We are indebted to Mr. Michael L. Smith for advancing science in the field of bee sting excruciation, building on the previous work of Justin Ole “Holy” Schmidt. Mr. Smith had struggled for years to come up with suitable ground-breaking material for publishable research. The Schmidt Sting Pain Index had already been developed, allowing even laymen to reliably gauge exactly how much it sucked to be stung by any of 78 varieties of bee. What was not yet known, Mr. Smith realized in a flash of inspiration he likened to Watson’s and Crick’s discovery of the double-helix, was precisely how much more it sucked to be stung in different areas. Of the anatomy. (It had already been determined that bee stings in Saskatchewan are considerably easier to tolerate than bee stings in Panama.)
Peer reviewers noted that a flaw in Mr. Smith’s research is that it involved only a single subject (himself). Mr. Smith explained he had been unable to round up any bee sting volunteers, when an improbable 100% of his calls to friends and colleagues went straight to voice mail; and an early effort involving stinging a shaved cat was abandoned due to acute blood loss in the researcher. Mr. Smith defends his efforts, noting that the widely-accepted Schmidt Sting Pain Index also was tested on only a single subject, according to a representative of the estate of Ole Schmidt.

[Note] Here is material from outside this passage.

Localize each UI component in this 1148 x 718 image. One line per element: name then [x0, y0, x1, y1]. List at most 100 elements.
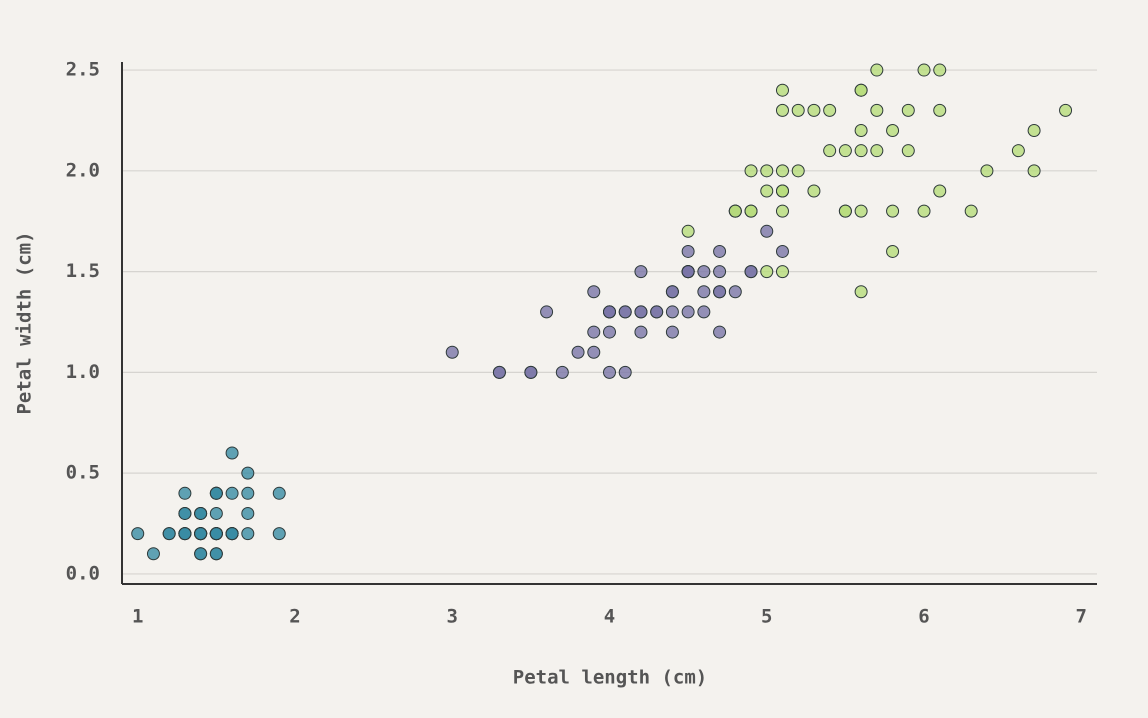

Mr. Smith’s methodology was precise. He used only guard bees from his own hives, identifying them by their stance. He picked them up with forceps, dropped them in a box, and used them immediately. Guard bees with a wide stance were assumed to be picking each other up.
Each bee was held by the wings and pressed against his body in one of 25 specific locations and held there for five seconds after sting penetration. Five stings per day were self-administered and rated on a 1-to-10 scale of pain until all 25 predetermined locations had been tested in a random order. The rotation was repeated twice more, for a total of three stings per location. Certain body parts required Mr. Smith to use a mirror and an erect posture during stinging. Mr. Smith’s youth worked in his favor; ease of erection was not deemed to be a factor.
The three body parts that experienced the least pain were the middle toe tip, the upper arm, and, not surprisingly in Mr. Smith’s case, the head. The most painful sting locations were the penis shaft, the upper lip, and the nostril. A sting in the nostril (8.3 out of 10 on the Smith index) produced sneezing, tears, copious flow of mucus, and the permanent departure of Mrs. Smith, who is reported to not be able to even handle any of this right now.
Conclusions are muted, as it has been pointed out that the new Smith Index of Bee Sting Pain Variability is reliably accurate in rating pain variability in Mr. Smith only, and may not apply generally, or to persons not in possession of a penis shaft. In an interview post-publication, Mr. Smith indicated he is in training to attempt a perfect 10 on the pain scale, a result he expects might be achieved if, under certain special circumstances, a single bee sting might be applied to the upper lip, nostril, and penis shaft at the same time.
We are indebted to faithful reader Kat Satnik for alerting us to this important scientific development.